Japan's top airline is hoping to strengthen its balance sheet by receiving a large-scale financial package and keep the group firms that are directly linked to its mainstay air transport operations through cost-cutting measures, the sources said.

Cash-strapped JAL had originally considered selling some of its shares in JALways Co., which chiefly operates on leisure and low-yielding routes as a fully owned unit of Japan Airlines International Co., to trading houses, travel agencies or investment funds.

The company was anticipating a profit of around 90 billion yen in total, by also selling shares in TFK Corp., a unit handling in-flight food operations, and JAL Ground Service Co., a subsidiary in charge of luggage operations at airports.
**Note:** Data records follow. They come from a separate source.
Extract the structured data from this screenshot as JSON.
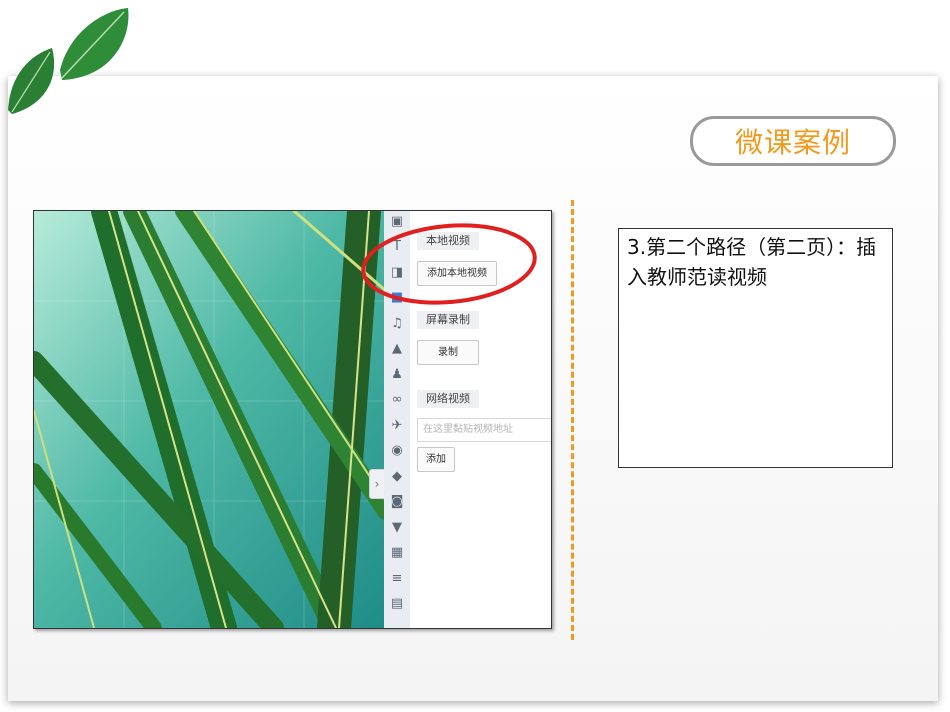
{
  "slide": {
    "title": "微课案例",
    "note": "3.第二个路径（第二页）：插入教师范读视频"
  },
  "colors": {
    "accent": "#f39a1e",
    "ellipse": "#e02020"
  },
  "screenshot": {
    "rail_icons": [
      "image-icon",
      "text-icon",
      "window-icon",
      "square-icon",
      "music-icon",
      "chart-icon",
      "people-icon",
      "link-icon",
      "plane-icon",
      "compass-icon",
      "hat-icon",
      "camera-icon",
      "shirt-icon",
      "grid-icon",
      "layers-icon",
      "tray-icon"
    ],
    "collapse_arrow": "chevron-right-icon",
    "sections": {
      "local_video": {
        "heading": "本地视频",
        "button": "添加本地视频"
      },
      "screen_record": {
        "heading": "屏幕录制",
        "button": "录制"
      },
      "web_video": {
        "heading": "网络视频",
        "placeholder": "在这里黏贴视频地址",
        "button": "添加"
      }
    }
  }
}
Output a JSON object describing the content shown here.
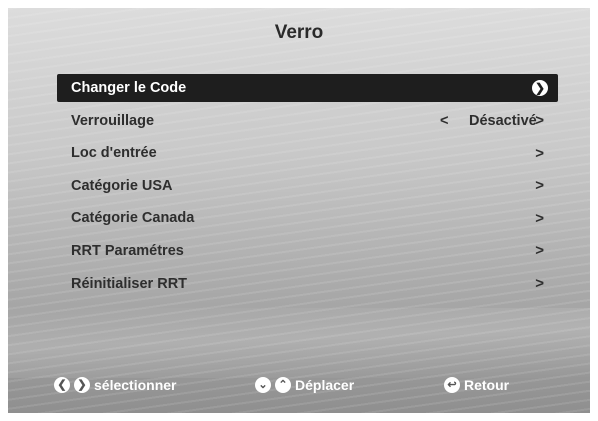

JAL decided it may not need to sell off the shares in the three group firms after it began drafting a new restructuring plan seeking a debt waiver of more than 250 billion yen, part of which is expected to be waived through a debt-for-equity swap, the sources said.

The new plan was drafted under the guidance of a five-member task force of corporate turnaround experts that the government launched recently to evaluate JAL's assets after transport minister Seiji Maehara criticized a previous draft of the airline's business improvement plan as insufficient.

According to people familiar with the matter, JAL, which is anticipating a second consecutive year of huge losses in fiscal 2009 through next March, also plans to boost its capital by around 150 billion yen through private investment as well as public financial assistance.

It will also seek more than 300 billion yen in fresh loans from its main creditors, including loans guaranteed by the government, to secure its cash flow. The company plans to finalize its turnaround plan by the end of next month.